Predicates

Edit online

You cannot use predicates when execution of clauses at probe points must be performed conditionally. The predicate section is identified by the presence of the when keyword immediately after the probe specification section. The predicate itself consists of regular C-style conditional expressions with the enclosing parentheses.

There are some restrictions on the expressions inside the predicate section:

  • Kernel class variables are not permitted in the predicate.
  • Automatic class variables are not permitted in the predicate.
  • Floating-point type variables are not permitted in the predicate.
  • Vue functions are not permitted inside a predicate.
  • Side effects are not permitted inside a predicate and so the = assignment operator and its derivatives like +=, |=, and so on are not permitted.
  • The ninth and higher parameters passed to a function ( the entry class variables __arg9, __arg10, and so on) are not permitted in the predicate.

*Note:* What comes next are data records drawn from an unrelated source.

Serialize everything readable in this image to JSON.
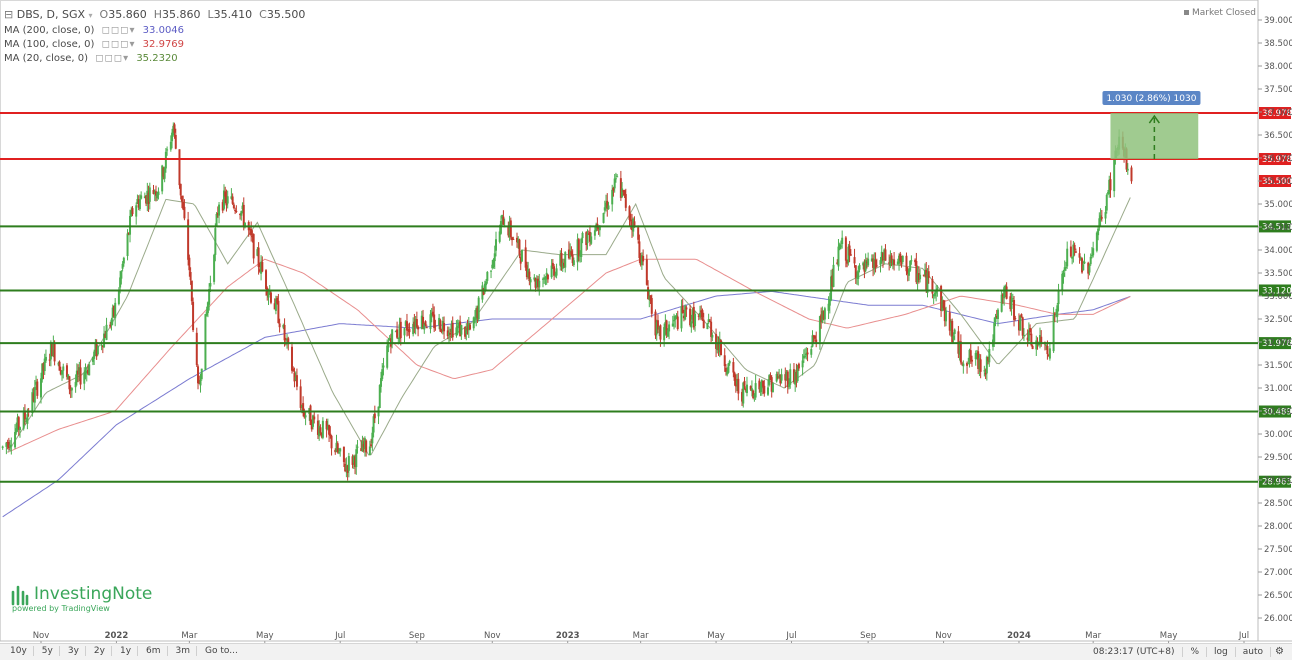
{
  "header": {
    "symbol": "DBS, D, SGX",
    "open_label": "O",
    "open": "35.860",
    "high_label": "H",
    "high": "35.860",
    "low_label": "L",
    "low": "35.410",
    "close_label": "C",
    "close": "35.500",
    "ma200_label": "MA (200, close, 0)",
    "ma200_value": "33.0046",
    "ma100_label": "MA (100, close, 0)",
    "ma100_value": "32.9769",
    "ma20_label": "MA (20, close, 0)",
    "ma20_value": "35.2320",
    "market_status": "Market Closed"
  },
  "logo": {
    "name": "InvestingNote",
    "sub": "powered by TradingView"
  },
  "bottom_bar": {
    "ranges": [
      "10y",
      "5y",
      "3y",
      "2y",
      "1y",
      "6m",
      "3m"
    ],
    "goto": "Go to...",
    "clock": "08:23:17 (UTC+8)",
    "percent": "%",
    "log": "log",
    "auto": "auto"
  },
  "colors": {
    "up": "#4caf50",
    "down": "#c0392b",
    "ma200": "#7b7bd1",
    "ma100": "#e88e8e",
    "ma20": "#9aaa8a",
    "resistance": "#e02020",
    "support": "#2e7d1e",
    "price_label": "#e02020",
    "measure_fill": "#8fc27c",
    "measure_label": "#5b86c6"
  },
  "chart_data": {
    "type": "candlestick",
    "x_tick_labels": [
      "Nov",
      "2022",
      "Mar",
      "May",
      "Jul",
      "Sep",
      "Nov",
      "2023",
      "Mar",
      "May",
      "Jul",
      "Sep",
      "Nov",
      "2024",
      "Mar",
      "May",
      "Jul"
    ],
    "x_tick_dates": [
      "2021-11-01",
      "2022-01-01",
      "2022-03-01",
      "2022-05-01",
      "2022-07-01",
      "2022-09-01",
      "2022-11-01",
      "2023-01-01",
      "2023-03-01",
      "2023-05-01",
      "2023-07-01",
      "2023-09-01",
      "2023-11-01",
      "2024-01-01",
      "2024-03-01",
      "2024-05-01",
      "2024-07-01"
    ],
    "y_range": [
      25.65,
      39.05
    ],
    "y_ticks": [
      "26.000",
      "26.500",
      "27.000",
      "27.500",
      "28.000",
      "28.500",
      "29.000",
      "29.500",
      "30.000",
      "30.500",
      "31.000",
      "31.500",
      "32.000",
      "32.500",
      "33.000",
      "33.500",
      "34.000",
      "34.500",
      "35.000",
      "35.500",
      "36.000",
      "36.500",
      "37.000",
      "37.500",
      "38.000",
      "38.500",
      "39.000"
    ],
    "price_path": [
      [
        "2021-10-01",
        29.7
      ],
      [
        "2021-10-20",
        30.4
      ],
      [
        "2021-11-10",
        31.9
      ],
      [
        "2021-11-25",
        31.0
      ],
      [
        "2021-12-10",
        31.5
      ],
      [
        "2021-12-30",
        32.6
      ],
      [
        "2022-01-15",
        35.0
      ],
      [
        "2022-02-05",
        35.4
      ],
      [
        "2022-02-16",
        36.7
      ],
      [
        "2022-03-01",
        33.6
      ],
      [
        "2022-03-08",
        30.9
      ],
      [
        "2022-03-25",
        35.1
      ],
      [
        "2022-04-10",
        35.0
      ],
      [
        "2022-04-25",
        33.8
      ],
      [
        "2022-05-12",
        32.6
      ],
      [
        "2022-06-01",
        30.5
      ],
      [
        "2022-06-20",
        30.0
      ],
      [
        "2022-07-05",
        29.3
      ],
      [
        "2022-07-25",
        29.8
      ],
      [
        "2022-08-10",
        32.1
      ],
      [
        "2022-09-01",
        32.5
      ],
      [
        "2022-09-20",
        32.4
      ],
      [
        "2022-10-15",
        32.2
      ],
      [
        "2022-11-10",
        34.7
      ],
      [
        "2022-12-05",
        33.3
      ],
      [
        "2023-01-05",
        33.9
      ],
      [
        "2023-01-25",
        34.6
      ],
      [
        "2023-02-10",
        35.5
      ],
      [
        "2023-02-25",
        34.4
      ],
      [
        "2023-03-15",
        32.1
      ],
      [
        "2023-04-05",
        32.6
      ],
      [
        "2023-04-25",
        32.4
      ],
      [
        "2023-05-20",
        30.9
      ],
      [
        "2023-06-10",
        31.1
      ],
      [
        "2023-07-05",
        31.3
      ],
      [
        "2023-07-25",
        32.4
      ],
      [
        "2023-08-10",
        34.1
      ],
      [
        "2023-08-25",
        33.5
      ],
      [
        "2023-09-15",
        33.8
      ],
      [
        "2023-10-05",
        33.6
      ],
      [
        "2023-10-25",
        33.2
      ],
      [
        "2023-11-15",
        31.7
      ],
      [
        "2023-12-05",
        31.5
      ],
      [
        "2023-12-20",
        33.1
      ],
      [
        "2024-01-10",
        32.0
      ],
      [
        "2024-01-25",
        31.9
      ],
      [
        "2024-02-10",
        34.0
      ],
      [
        "2024-02-25",
        33.6
      ],
      [
        "2024-03-12",
        35.1
      ],
      [
        "2024-03-22",
        36.4
      ],
      [
        "2024-04-01",
        35.5
      ]
    ],
    "ma20_path": [
      [
        "2021-10-05",
        29.6
      ],
      [
        "2021-11-05",
        30.9
      ],
      [
        "2021-12-05",
        31.3
      ],
      [
        "2022-01-10",
        33.0
      ],
      [
        "2022-02-10",
        35.1
      ],
      [
        "2022-03-05",
        35.0
      ],
      [
        "2022-04-01",
        33.7
      ],
      [
        "2022-04-25",
        34.6
      ],
      [
        "2022-05-25",
        32.8
      ],
      [
        "2022-06-25",
        30.9
      ],
      [
        "2022-07-25",
        29.5
      ],
      [
        "2022-08-20",
        30.8
      ],
      [
        "2022-09-15",
        31.9
      ],
      [
        "2022-10-15",
        32.4
      ],
      [
        "2022-11-25",
        34.0
      ],
      [
        "2022-12-25",
        33.9
      ],
      [
        "2023-02-01",
        33.9
      ],
      [
        "2023-02-25",
        35.0
      ],
      [
        "2023-03-20",
        33.4
      ],
      [
        "2023-04-20",
        32.5
      ],
      [
        "2023-05-25",
        31.4
      ],
      [
        "2023-06-25",
        31.0
      ],
      [
        "2023-07-20",
        31.5
      ],
      [
        "2023-08-15",
        33.3
      ],
      [
        "2023-09-15",
        33.7
      ],
      [
        "2023-10-15",
        33.6
      ],
      [
        "2023-11-15",
        32.6
      ],
      [
        "2023-12-15",
        31.5
      ],
      [
        "2024-01-15",
        32.4
      ],
      [
        "2024-02-15",
        32.5
      ],
      [
        "2024-03-05",
        33.6
      ],
      [
        "2024-04-01",
        35.2
      ]
    ],
    "ma100_path": [
      [
        "2021-10-05",
        29.6
      ],
      [
        "2021-11-15",
        30.1
      ],
      [
        "2021-12-31",
        30.5
      ],
      [
        "2022-02-15",
        31.9
      ],
      [
        "2022-04-01",
        33.2
      ],
      [
        "2022-05-01",
        33.8
      ],
      [
        "2022-06-01",
        33.5
      ],
      [
        "2022-07-15",
        32.7
      ],
      [
        "2022-09-01",
        31.5
      ],
      [
        "2022-10-01",
        31.2
      ],
      [
        "2022-11-01",
        31.4
      ],
      [
        "2022-12-15",
        32.4
      ],
      [
        "2023-02-01",
        33.5
      ],
      [
        "2023-03-01",
        33.8
      ],
      [
        "2023-04-15",
        33.8
      ],
      [
        "2023-06-01",
        33.1
      ],
      [
        "2023-07-15",
        32.5
      ],
      [
        "2023-08-15",
        32.3
      ],
      [
        "2023-10-01",
        32.6
      ],
      [
        "2023-11-15",
        33.0
      ],
      [
        "2023-12-31",
        32.8
      ],
      [
        "2024-02-01",
        32.6
      ],
      [
        "2024-03-01",
        32.6
      ],
      [
        "2024-04-01",
        33.0
      ]
    ],
    "ma200_path": [
      [
        "2021-10-01",
        28.2
      ],
      [
        "2021-11-15",
        29.0
      ],
      [
        "2022-01-01",
        30.2
      ],
      [
        "2022-03-01",
        31.2
      ],
      [
        "2022-05-01",
        32.1
      ],
      [
        "2022-07-01",
        32.4
      ],
      [
        "2022-09-01",
        32.3
      ],
      [
        "2022-11-01",
        32.5
      ],
      [
        "2023-01-01",
        32.5
      ],
      [
        "2023-03-01",
        32.5
      ],
      [
        "2023-05-01",
        33.0
      ],
      [
        "2023-06-15",
        33.1
      ],
      [
        "2023-09-01",
        32.8
      ],
      [
        "2023-10-15",
        32.8
      ],
      [
        "2023-12-15",
        32.4
      ],
      [
        "2024-02-01",
        32.6
      ],
      [
        "2024-03-01",
        32.7
      ],
      [
        "2024-04-01",
        33.0
      ]
    ],
    "horizontal_levels": [
      {
        "value": 36.978,
        "label": "36.978",
        "kind": "resistance"
      },
      {
        "value": 35.978,
        "label": "35.978",
        "kind": "resistance"
      },
      {
        "value": 34.513,
        "label": "34.513",
        "kind": "support"
      },
      {
        "value": 33.12,
        "label": "33.120",
        "kind": "support"
      },
      {
        "value": 31.976,
        "label": "31.976",
        "kind": "support"
      },
      {
        "value": 30.489,
        "label": "30.489",
        "kind": "support"
      },
      {
        "value": 28.963,
        "label": "28.963",
        "kind": "support"
      }
    ],
    "current_price": {
      "value": 35.5,
      "label": "35.500"
    },
    "measure": {
      "from_date": "2024-03-15",
      "to_date": "2024-05-25",
      "from_value": 35.978,
      "to_value": 36.978,
      "label": "1.030 (2.86%) 1030"
    }
  }
}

Conditional execution of specific actions within a clause is possible by using the if ... else statement which works like the analogous statement in C. However, if the entire clause is to be issued conditionally, it is preferable to use predicates instead because ProbeVue is designed to optimize execution of predicates.

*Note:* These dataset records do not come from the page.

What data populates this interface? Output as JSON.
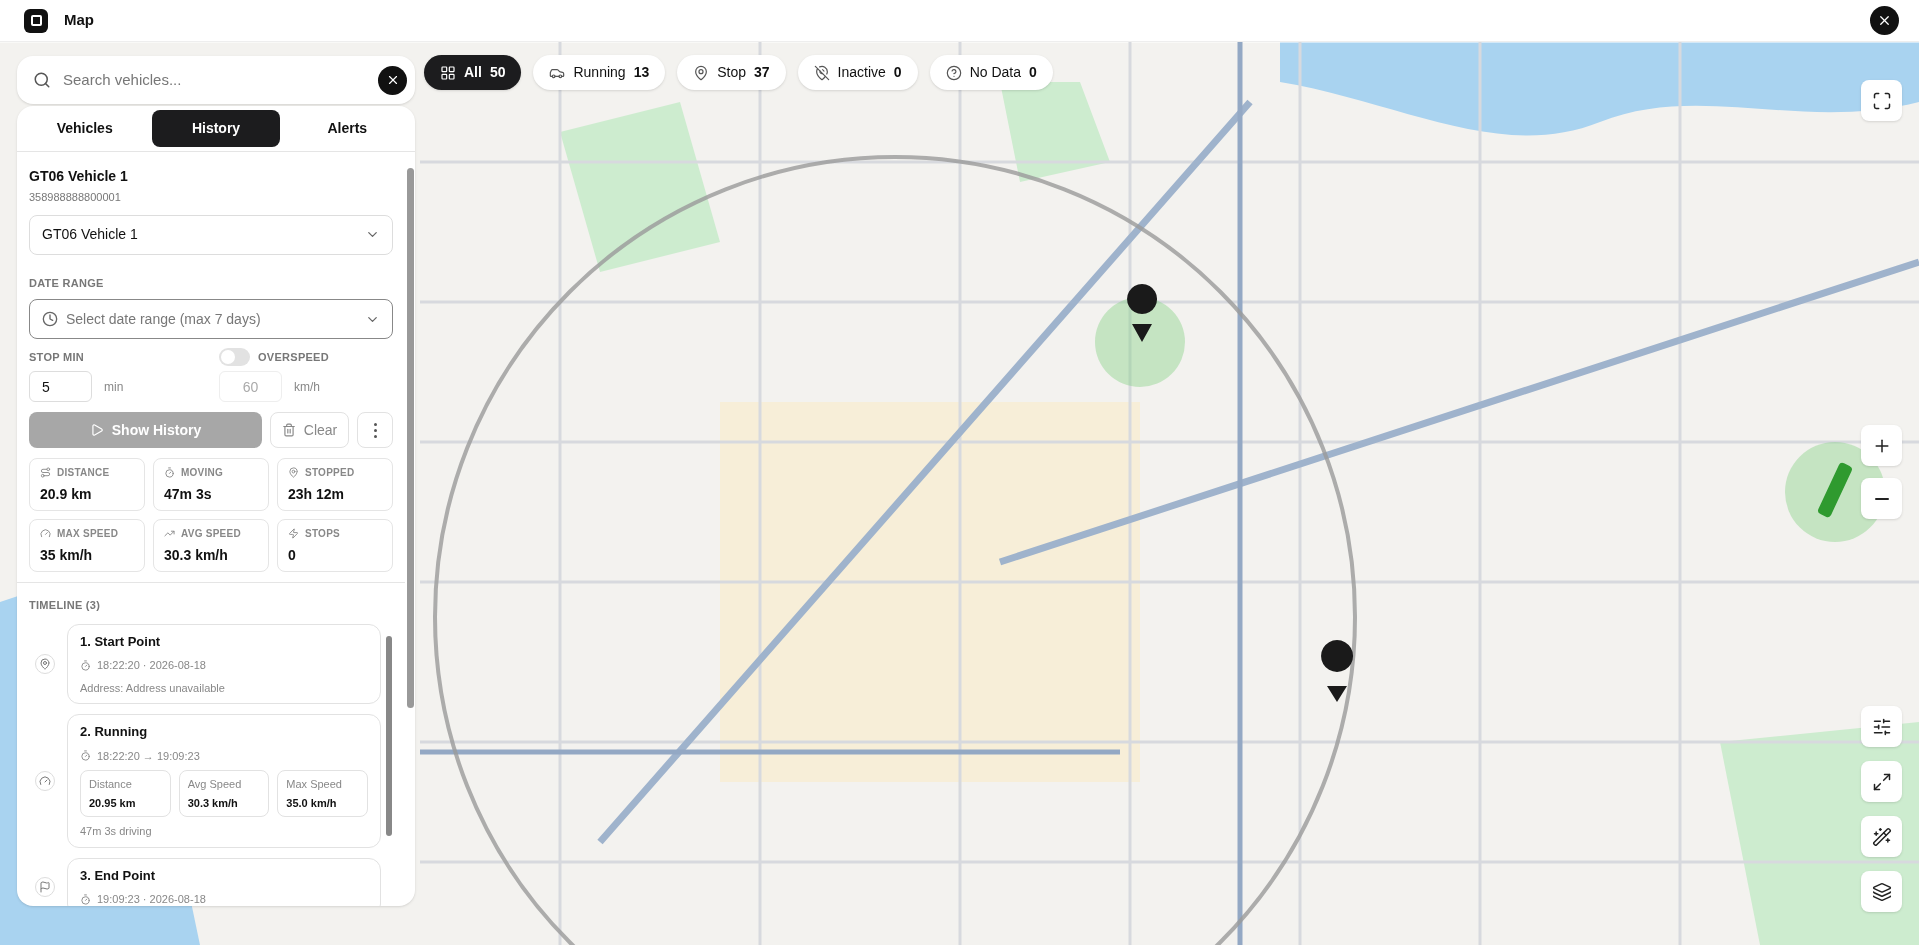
{
  "header": {
    "title": "Map"
  },
  "search": {
    "placeholder": "Search vehicles..."
  },
  "filters": [
    {
      "kind": "all",
      "label": "All",
      "count": "50",
      "selected": true
    },
    {
      "kind": "running",
      "label": "Running",
      "count": "13",
      "selected": false
    },
    {
      "kind": "stop",
      "label": "Stop",
      "count": "37",
      "selected": false
    },
    {
      "kind": "inactive",
      "label": "Inactive",
      "count": "0",
      "selected": false
    },
    {
      "kind": "nodata",
      "label": "No Data",
      "count": "0",
      "selected": false
    }
  ],
  "tabs": [
    {
      "label": "Vehicles",
      "selected": false
    },
    {
      "label": "History",
      "selected": true
    },
    {
      "label": "Alerts",
      "selected": false
    }
  ],
  "vehicle": {
    "name": "GT06 Vehicle 1",
    "imei": "358988888800001",
    "select_value": "GT06 Vehicle 1"
  },
  "date_range": {
    "label": "DATE RANGE",
    "placeholder": "Select date range (max 7 days)"
  },
  "stop_min": {
    "label": "STOP MIN",
    "value": "5",
    "unit": "min"
  },
  "overspeed": {
    "label": "OVERSPEED",
    "on": false,
    "placeholder": "60",
    "unit": "km/h",
    "disabled": true
  },
  "show_history": {
    "label": "Show History",
    "disabled": true
  },
  "clear": {
    "label": "Clear"
  },
  "stats": [
    {
      "kind": "distance",
      "label": "DISTANCE",
      "value": "20.9 km"
    },
    {
      "kind": "moving",
      "label": "MOVING",
      "value": "47m 3s"
    },
    {
      "kind": "stopped",
      "label": "STOPPED",
      "value": "23h 12m"
    },
    {
      "kind": "max_speed",
      "label": "MAX SPEED",
      "value": "35 km/h"
    },
    {
      "kind": "avg_speed",
      "label": "AVG SPEED",
      "value": "30.3 km/h"
    },
    {
      "kind": "stops",
      "label": "STOPS",
      "value": "0"
    }
  ],
  "timeline": {
    "label": "TIMELINE (3)",
    "items": [
      {
        "kind": "start",
        "title": "1. Start Point",
        "time": "18:22:20 · 2026-08-18",
        "address": "Address: Address unavailable"
      },
      {
        "kind": "running",
        "title": "2. Running",
        "time": "18:22:20 → 19:09:23",
        "metrics": [
          {
            "label": "Distance",
            "value": "20.95 km"
          },
          {
            "label": "Avg Speed",
            "value": "30.3 km/h"
          },
          {
            "label": "Max Speed",
            "value": "35.0 km/h"
          }
        ],
        "footer": "47m 3s driving"
      },
      {
        "kind": "end",
        "title": "3. End Point",
        "time": "19:09:23 · 2026-08-18"
      }
    ]
  }
}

Note: When a probe point can fire for more than one process, using thread-local variables inside the predicate is an excellent way to reduce the overall performance impact of enabling the probe. Putting conditional checks inside a predicate is preferable to using the if statement.

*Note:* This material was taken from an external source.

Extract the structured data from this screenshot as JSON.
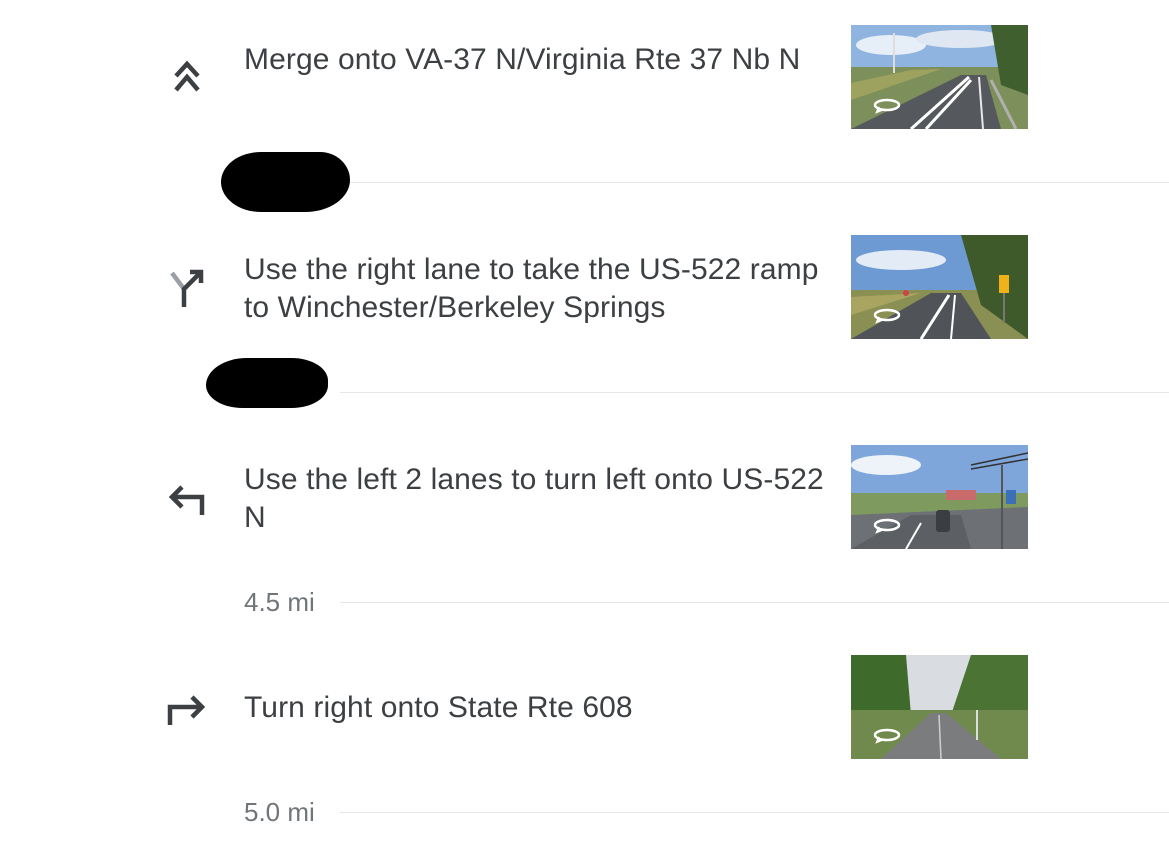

The following script uses thread-local variables inside predicates to efficiently detect when a particular character string is written to a specific file. It also shows an example of using the if statement within the action block of a clause with a predicate. Both the file name and character string are passed as parameters to the script using shell positional parameters. 

/*
 * Filename : chkfilewrite.e
 *
 * Capture when someone writes a particular word to a specific file 
 * takes 2 arguments: filename and word
 *
 * assumes file name is < 128
 *
 * Usage: probevue chkfilewrite.e \"<filename>\" \"<string>\"
 *
 *	The backslashes above are necessary to prevent shell
 *	from stripping the double quotation mark.
 */

int open(char *fname, int m, int p);
int write(int fd, char *s, int size);

@@syscall:*:open:entry
{
	__auto String fname[128];

	fname = get_userstring(__arg1, -1);

	if (fname == $1)
		thread:opening = 1;
}

@@syscall:*:open:exit
	when (thread:opening == 1)
{
	thread:fd = __rv;
	thread:opening = 0;

}

@@syscall:*:write:entry
	when (thread:fd == __arg1)
{
	__auto String buf[128];

	if (__arg3 < 128)
		buf = get_userstring(__arg2, __arg3);
	else
		buf = get_userstring(__arg2, 128);

	if (strstr(buf, $2)) {
		printf("%d wrote word to file.\n", __pid);
		exit();
	}
}

To run this program to check when someone writes the string "Error" to the foo.log file, you can issue the following command:

probevue chkfilewrite.e \"foo.log\" \"Error\"
Note: You can enhance the preceding script by adding a close probe to detect when the file is closed to prevent the script from catching the word after the original file is closed and a new one is opened and the same file descriptor number is reused.